Estudantes brasileiros criam filtro para astronautas da Estação Espacial Internacional

Razões para acreditar
Divulgação
Uma equipe de estudantes de Santa Catarina desenvolveu um filtro de água que foi enviado à Estação Espacial Internacional (ISS), onde será submetido a testes pela tripulação de astronautas do laboratório orbital, que está 340 km acima da superfície terrestre.

O experimento foi enviado por um foguete da SpaceX, de Elon Musk.

Trata-se de uma invenção de quatro alunos do segundo ano do ensino médio do Instituto Federal de Santa Catarina do Campus Xanxerê: Isabela Battistella, Ricardo Cenci, ambos de 18 anos, Renata Müller e Roberta Debortoli, ambos de 17.

O projeto foi conduzido pela Missão Garatéa, com o apoio do Instituto TIM, que prepara alunos de escolas públicas e particulares brasileiras para o Student Spaceflight Experiments Program (SSEP), concurso internacional que seleciona criações de estudantes para voarem até a ISS.

Roberta explica que o filtro de água desenvolvido tem funcionamento semelhante ao filtro de barro brasileiro: com carvão ativado como agente filtrante. No entanto, como no espaço a força da gravidade é menor do que na Terra, foi necessário adaptar o mecanismo.

“Nosso experimento utiliza a capilaridade, um fenômeno físico que substitui a gravidade no processo de filtração”, afirma a aluna. “A capilaridade causa tensão superficial em tubos finos, ou seja, ela une as moléculas do líquido e faz com que os fluidos se desloquem ainda que estejam em baixa força gravitacional.”

Teste de filtragem

O filtro enviado à ISS é um protótipo não-finalizado que consiste em um tubo de silicone bem pequeno, de apenas 17 cm de comprimento.

A ideia dos estudantes é testar a possibilidade de filtragem de água no espaço a partir de uma solução de azul de metileno. Em vez da solução ser filtrada de cima para baixo, como na Terra, na Estação Espacial Internacional seria de baixo para cima.

“O que os astronautas fazem lá na Estação Espacial Internacional é abrir um grampo e chacoalhar o experimento para garantir que a solução contate o carvão ativado e possa ser filtrada”, descreve Roberta.

Lucas Fonseca, diretor da Missão Garatéa, conta que o “filtro” foi enviado junto com comida de astronauta e todos os suprimentos científicos necessários para a tripulação da ISS no dia 25 de julho.

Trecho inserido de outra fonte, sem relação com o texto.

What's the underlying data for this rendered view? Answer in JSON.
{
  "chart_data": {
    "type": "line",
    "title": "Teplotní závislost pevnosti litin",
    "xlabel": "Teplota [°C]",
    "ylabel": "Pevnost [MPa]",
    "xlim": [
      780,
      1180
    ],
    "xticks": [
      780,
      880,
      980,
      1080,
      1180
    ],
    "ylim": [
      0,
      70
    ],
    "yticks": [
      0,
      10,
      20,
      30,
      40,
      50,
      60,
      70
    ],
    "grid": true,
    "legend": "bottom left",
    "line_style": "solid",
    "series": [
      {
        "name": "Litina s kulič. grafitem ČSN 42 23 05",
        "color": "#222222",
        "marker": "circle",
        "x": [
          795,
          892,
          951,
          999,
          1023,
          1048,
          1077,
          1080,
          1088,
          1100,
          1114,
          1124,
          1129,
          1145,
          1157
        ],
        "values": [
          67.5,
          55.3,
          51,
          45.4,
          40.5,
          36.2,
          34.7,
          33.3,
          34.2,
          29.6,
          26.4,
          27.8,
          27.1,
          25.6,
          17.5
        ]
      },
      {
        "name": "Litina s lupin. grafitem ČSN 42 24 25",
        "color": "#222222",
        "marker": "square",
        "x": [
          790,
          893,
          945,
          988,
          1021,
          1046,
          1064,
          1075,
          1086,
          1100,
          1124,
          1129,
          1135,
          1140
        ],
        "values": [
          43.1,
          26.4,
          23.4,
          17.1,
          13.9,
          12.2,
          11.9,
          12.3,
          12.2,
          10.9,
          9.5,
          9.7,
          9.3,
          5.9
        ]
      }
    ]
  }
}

“O experimento já foi feito e estamos esperando o retorno. Ele fica funcionando por um mês e até o final do ano deve retornar à Terra”, conta o engenheiro espacial.

As inscrições online para a 3ª edição da Garatéa-ISS foram prorrogadas e estão abertas para que escolas brasileiras se inscrevam até este domingo, 11 de agosto. O próximo experimento vencedor deve ser enviado à ISS em 2020.